Furthermore, if you’re going to prey on people’s fears and concerns for political gain, you better fully grasp the problem and be ready to propose a meaningful and realistic solution. Offering up TIF district funds and requesting the finance committee investigate the city budget for “hidden dollars”, isn’t meaningful. Telling police they should drive cheaper patrol cars, “Maybe the city could buy $35,000 patrol cars instead of $46,000 cars to help save teaching jobs.”, isn’t meaningful.
The hole in Muncie Community Schools checkbook is north of $14 million. That’s the dollar amount needed to replace designated funds used questionably by financial managers in the past, including the proceeds of a $10 million general obligation bond.
This was Dan’s night to shine. Instead, he got upstaged by Ball State University bragging about removing, even more, tax paying properties from the tax rolls. He could have grown a spine and nailed them on the spot for ruining his night, but he cowered back down into his seat. It opened the door for council member, Linda Gregory, to call out Ball State. Linda said boldly, “I’m inclined to vote NO because Ball State pays very little in their PILOT to fund police and fire services.”
Linda’s bravery was rewarded with great applause from the hundreds in attendance. The last I checked, Ball State’s PILOT was $150,000 and they were wanting it reduced. In the end, all the council members approved the waiver. However, she approved the waiver.
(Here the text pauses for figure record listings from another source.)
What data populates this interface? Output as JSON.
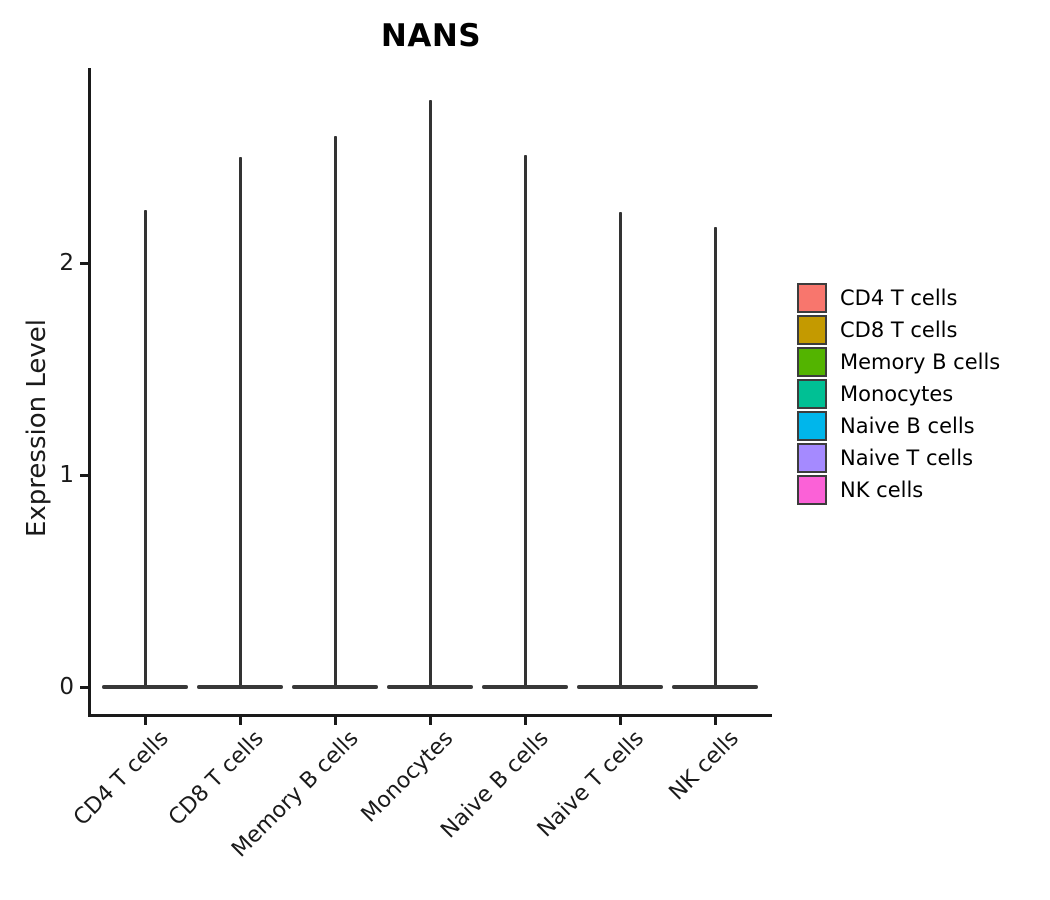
{
  "chart": {
    "title": "NANS",
    "y_axis_label": "Expression Level"
  },
  "chart_data": {
    "type": "violin",
    "title": "NANS",
    "xlabel": "",
    "ylabel": "Expression Level",
    "yticks": [
      0,
      1,
      2
    ],
    "ylim": [
      -0.1,
      2.9
    ],
    "grid": false,
    "legend_position": "right",
    "x_tick_label_rotation_degrees": 45,
    "outline_color": "#333333",
    "shape_note": "Each distribution is concentrated at 0 (wide flat base) with a very thin spike extending up to the maximum expression value.",
    "categories": [
      "CD4 T cells",
      "CD8 T cells",
      "Memory B cells",
      "Monocytes",
      "Naive B cells",
      "Naive T cells",
      "NK cells"
    ],
    "violins": [
      {
        "category": "CD4 T cells",
        "color": "#F8766D",
        "max_expression": 2.25,
        "mode_expression": 0
      },
      {
        "category": "CD8 T cells",
        "color": "#C49A00",
        "max_expression": 2.5,
        "mode_expression": 0
      },
      {
        "category": "Memory B cells",
        "color": "#53B400",
        "max_expression": 2.6,
        "mode_expression": 0
      },
      {
        "category": "Monocytes",
        "color": "#00C094",
        "max_expression": 2.77,
        "mode_expression": 0
      },
      {
        "category": "Naive B cells",
        "color": "#00B6EB",
        "max_expression": 2.51,
        "mode_expression": 0
      },
      {
        "category": "Naive T cells",
        "color": "#A58AFF",
        "max_expression": 2.24,
        "mode_expression": 0
      },
      {
        "category": "NK cells",
        "color": "#FB61D7",
        "max_expression": 2.17,
        "mode_expression": 0
      }
    ],
    "legend_entries": [
      {
        "label": "CD4 T cells",
        "color": "#F8766D"
      },
      {
        "label": "CD8 T cells",
        "color": "#C49A00"
      },
      {
        "label": "Memory B cells",
        "color": "#53B400"
      },
      {
        "label": "Monocytes",
        "color": "#00C094"
      },
      {
        "label": "Naive B cells",
        "color": "#00B6EB"
      },
      {
        "label": "Naive T cells",
        "color": "#A58AFF"
      },
      {
        "label": "NK cells",
        "color": "#FB61D7"
      }
    ]
  }
}
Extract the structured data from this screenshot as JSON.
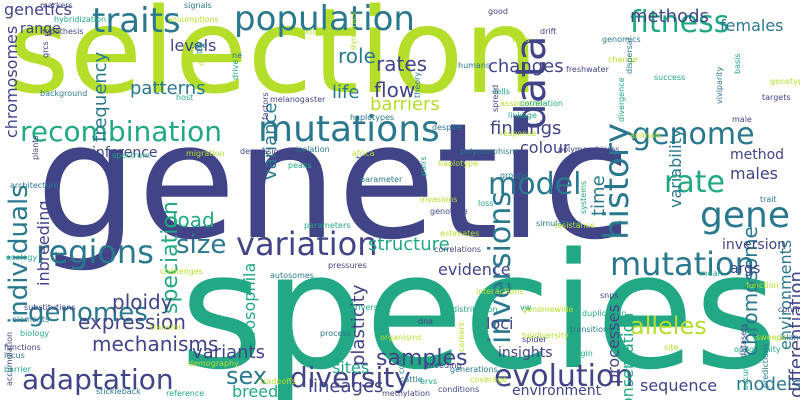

Also upstaging Dan Ridenour was Mayor Dennis Tyler. Mayor Tyler informed the council members (Dan) that he was our state representative in 2009 when lawmakers designed the new funding program for public schools. He informed them passionately, “The City has been doing everything possible to help MCS, but everyone should be calling the General Assembly in Indianapolis to tell them Muncie schools are suffering.” He also said, “It was the intention of the super-majority of republicans to hurt impoverished urban schools like Muncie’s and enrich school corporations like those in Hamilton County.” He went on, “The new formula immediately took $3 million from Muncie Community Schools while handing it to growing school districts in Hamilton County.”
Speaking of Hamilton County, an informal survey was done last year showing that over 65% of professorial staff at BSU lives and pays property taxes in Hamilton County.
In closing, our General Assembly has told Muncie Community Schools and many other school districts around the state, we just don’t have the monies. Meanwhile, they sit on $2 billion in the bank and send $60 million to Ball State so they can construct yet another building. How much in tax revenue disappeared due to BSU’s acquisition of yet another city block around campus?
Our county auditor is compiling those numbers for me and I’ll share once available.